Rimanete nel mio amore
"Rimanete nel mio amore"(Gv 15,9b)
Mai come nel tempo in cui viviamo ci sentiamo così poveri di amore. Senza l’amore di Dio l'uomo si sente veramente povero, incapace di vivere per amare e di amare per gustare la gioia di vivere.
La nostra vita deve essere espressione dell'amore di Dio che sempre dona perché ama. Certo che non è facile comprendere quanto sia difficile rinunciare a qualcosa per servire coloro che ci vivono a fianco; quanto sia arduo non preoccuparci per il nostro corpo e per le nostre stanchezze, non smarrirci nelle nostre inutilità e non dare troppo spazio alle nostre ragioni umane.
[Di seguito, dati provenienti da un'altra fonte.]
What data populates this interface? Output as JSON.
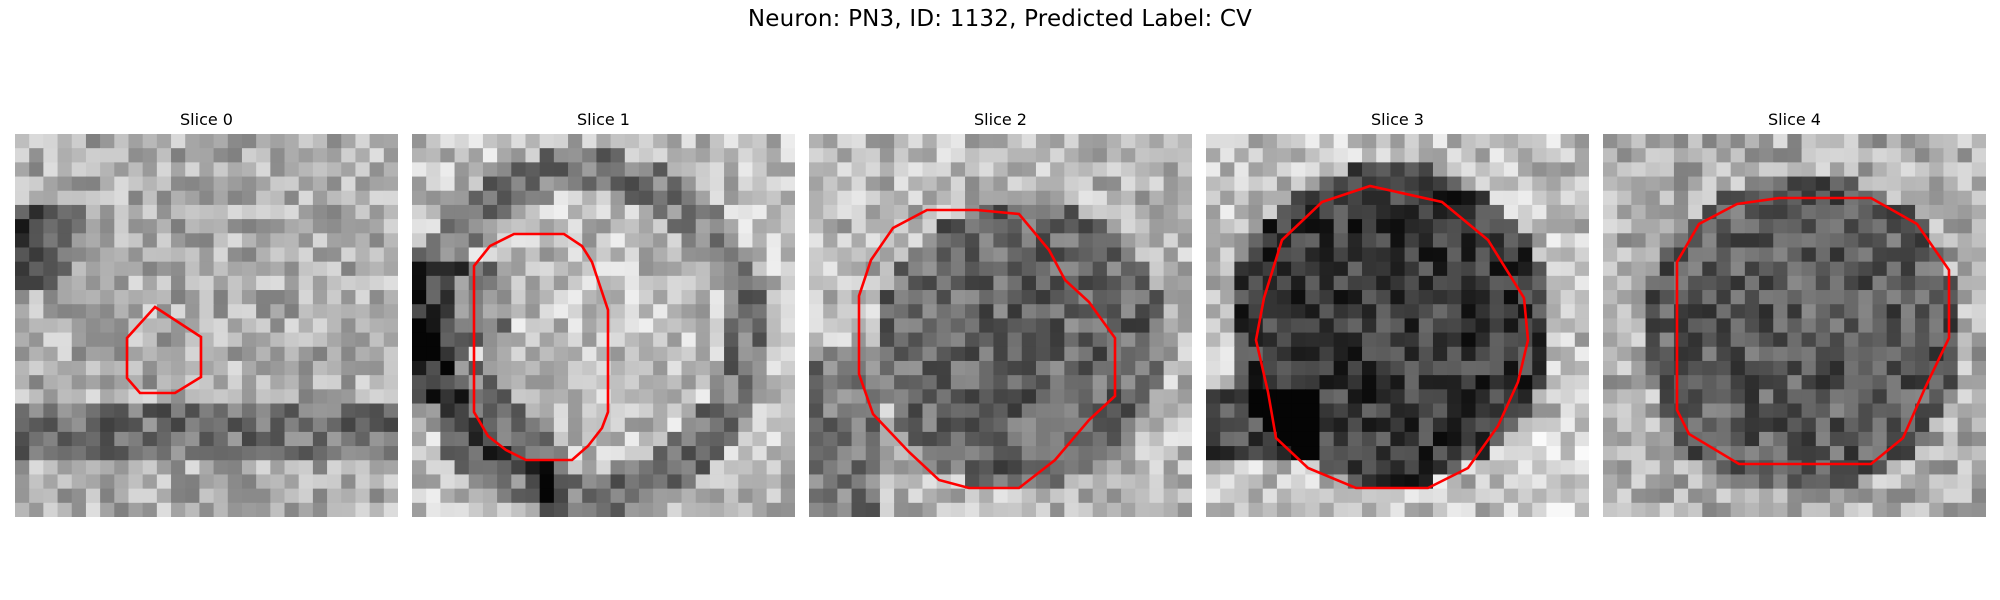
{
  "figure": {
    "title": "Neuron: PN3, ID: 1132, Predicted Label: CV"
  },
  "panels": [
    {
      "title": "Slice 0",
      "contour_color": "#ff0000"
    },
    {
      "title": "Slice 1",
      "contour_color": "#ff0000"
    },
    {
      "title": "Slice 2",
      "contour_color": "#ff0000"
    },
    {
      "title": "Slice 3",
      "contour_color": "#ff0000"
    },
    {
      "title": "Slice 4",
      "contour_color": "#ff0000"
    }
  ]
}
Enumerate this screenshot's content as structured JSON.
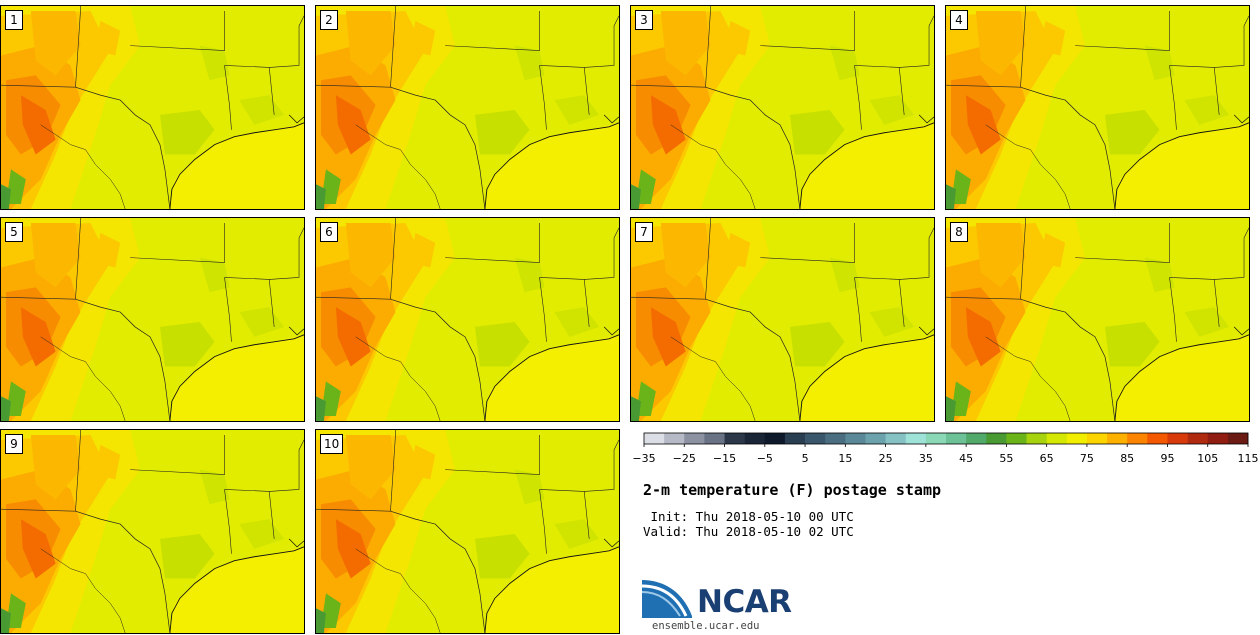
{
  "colorbar": {
    "colors": [
      "#dcdee6",
      "#b6bac6",
      "#8c92a2",
      "#6a7286",
      "#2c384a",
      "#1a2538",
      "#0e1a2c",
      "#2a3e52",
      "#3a566a",
      "#4a6e80",
      "#5a8898",
      "#6ca2ac",
      "#86c2c4",
      "#9ee2d8",
      "#8ad8b6",
      "#6cc296",
      "#52aa6a",
      "#4a9a34",
      "#6ab41a",
      "#a6d20e",
      "#d4e804",
      "#f2ee00",
      "#fcd400",
      "#fcb000",
      "#fc8400",
      "#f45800",
      "#d83a0c",
      "#b02a10",
      "#901c12",
      "#6c1a14"
    ],
    "tick_labels": [
      "−35",
      "−25",
      "−15",
      "−5",
      "5",
      "15",
      "25",
      "35",
      "45",
      "55",
      "65",
      "75",
      "85",
      "95",
      "105",
      "115"
    ]
  },
  "title": "2-m temperature (F) postage stamp",
  "init_line": " Init: Thu 2018-05-10 00 UTC",
  "valid_line": "Valid: Thu 2018-05-10 02 UTC",
  "logo": {
    "text": "NCAR",
    "url": "ensemble.ucar.edu"
  },
  "panels": [
    {
      "label": "1"
    },
    {
      "label": "2"
    },
    {
      "label": "3"
    },
    {
      "label": "4"
    },
    {
      "label": "5"
    },
    {
      "label": "6"
    },
    {
      "label": "7"
    },
    {
      "label": "8"
    },
    {
      "label": "9"
    },
    {
      "label": "10"
    }
  ]
}
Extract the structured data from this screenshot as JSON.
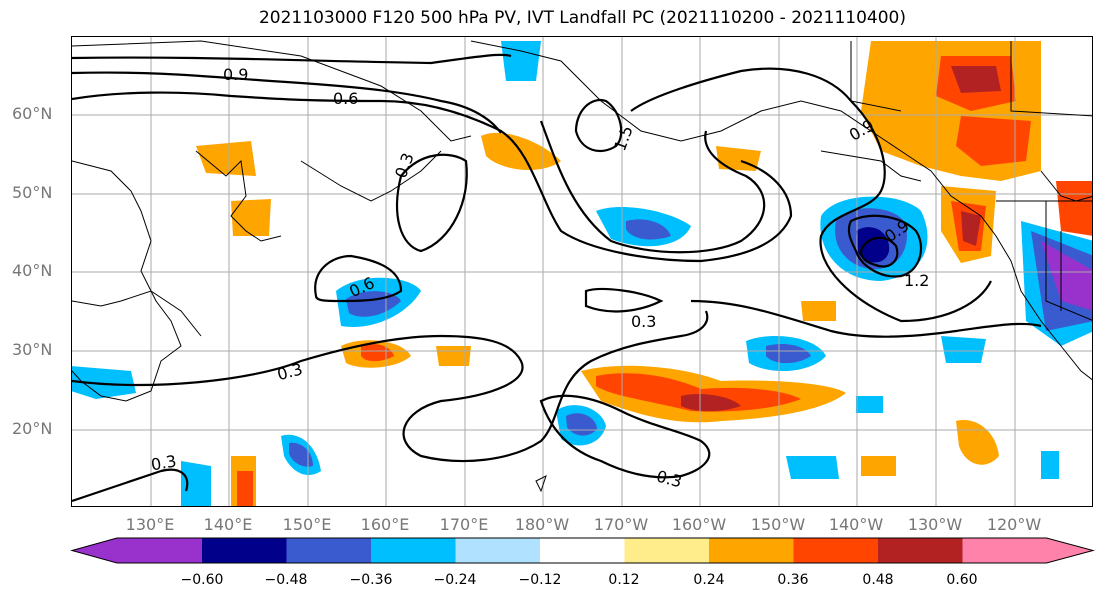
{
  "title": "2021103000 F120 500 hPa PV, IVT Landfall PC (2021110200 - 2021110400)",
  "lat_labels": [
    "60°N",
    "50°N",
    "40°N",
    "30°N",
    "20°N"
  ],
  "lon_labels": [
    "130°E",
    "140°E",
    "150°E",
    "160°E",
    "170°E",
    "180°W",
    "170°W",
    "160°W",
    "150°W",
    "140°W",
    "130°W",
    "120°W"
  ],
  "contour_labels": [
    "0.9",
    "0.6",
    "0.3",
    "0.6",
    "0.3",
    "0.3",
    "0.3",
    "1.5",
    "0.9",
    "1.2",
    "0.3",
    "0.9"
  ],
  "colorbar": {
    "colors": [
      "#9932cc",
      "#00008b",
      "#3a5bd0",
      "#00bfff",
      "#b0e2ff",
      "#ffffff",
      "#ffec8b",
      "#ffa500",
      "#ff4500",
      "#b22222",
      "#ff82ab"
    ],
    "tick_labels": [
      "−0.60",
      "−0.48",
      "−0.36",
      "−0.24",
      "−0.12",
      "0.12",
      "0.24",
      "0.36",
      "0.48",
      "0.60"
    ]
  }
}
Ma guai a noi se ci arrendessimo; la tentazione a volte è forte.
Noi dobbiamo diventare testimoni delle nostre miserie, dei nostri sacrifici, dei desideri irrealizzati, delle amarezze accumulate, delle difficoltà e di quanto ci costa servire per amare. Dobbiamo testimoniare la Carità di Dio, dell'amore di Cristo Gesù e dell'opera meravigliosa dello Spirito Santo, sempre in atto nel cuore dell'umanità, che procede senza di noi, che ci precede e sempre ci supera.
Sì, la gloria di Dio deve primeggiare nel nostro vivere, nel nostro operare la Carità di Cristo Gesù, e non il successo degli uomini. Pertanto Gesù ci dice: «Come il Padre ha amato me, così anch'io ho amato voi. Rimanete nel mio amore» (Gv 15,9b). Se ascoltiamo la Parola di Dio la nostra vita diventa una partecipazione alla Carità di Cristo, al suo amore per il Padre e per i fratelli; un amore dimentico di sé. Pertanto l'amore di Cristo, diffuso nei nostri cuori, ci spinge ad amare i fratelli e le sorelle fino ad assumerci le loro debolezze, i loro problemi, le loro difficoltà e le loro povertà. In una parola, fino a donare il meglio di noi stessi. Se il “pieno compimento della legge è l'amore” (cfr Rm 13,10), noi guardiamo al Cristo come al modello supremo da imitare e vivere in noi sotto l'azione potente dello Spirito Santo, come scrive San Paolo agli Efesini: «Fatevi unque imitatori di Dio quali figli carissimi, e camminate nella carità, nel modo che anche Cristo vi ha amato e ha dato se stesso per noi, offrendosi a Dio in sacrificio di soave odore» (Ef 5,1-2).
Sant'Agostino stupendamente dice: «Dammi te stesso, Dio mio, restituiscimi te stesso. Io ti amo. E così è poco; fammi amare più forte. Non posso misurare, per sapere quanto manca al mio amore perché basti a spingere la mia vita tra le tue braccia, e di là non toglierla finché ripari al riparo del tuo volto. So questo soltanto: che, tranne te, per me tutto è male, non solo fuori di me, ma anche in me stesso, e che ogni mia ricchezza, se non è il mio Dio, è povertà». La nostra vocazione di uomini e donne deve essere un segno vivente del primato dell'amore di Dio che incessantemente opera le sue meraviglie, e dell'amore verso Dio in Cristo Gesù nello Spirito Santo, verso i fratelli: come è stato manifestato, insegnato e praticato da Gesù Cristo. Nel libro del Siracide leggiamo: «Figlio, non rifiutare il sostentamento al povero, non essere insensibile allo sguardo dei bisognosi. Non rattristare un affamato, non esasperare un uomo già in difficoltà. Non turbare un cuore esasperato, non negare un dono al bisognoso. Non respingere la supplica di un povero, non distogliere lo sguardo dall'indigente. Da chi ti chiede, non distogliere lo sguardo, non offrire a nessuno l'occasione di maledirti» (Sir 4,1-5).
Maria, la benedetta fra tutte le donne, ti accompagni con il suo cuore materno in questo cammino di fede, di speranza e di operosità nella carità.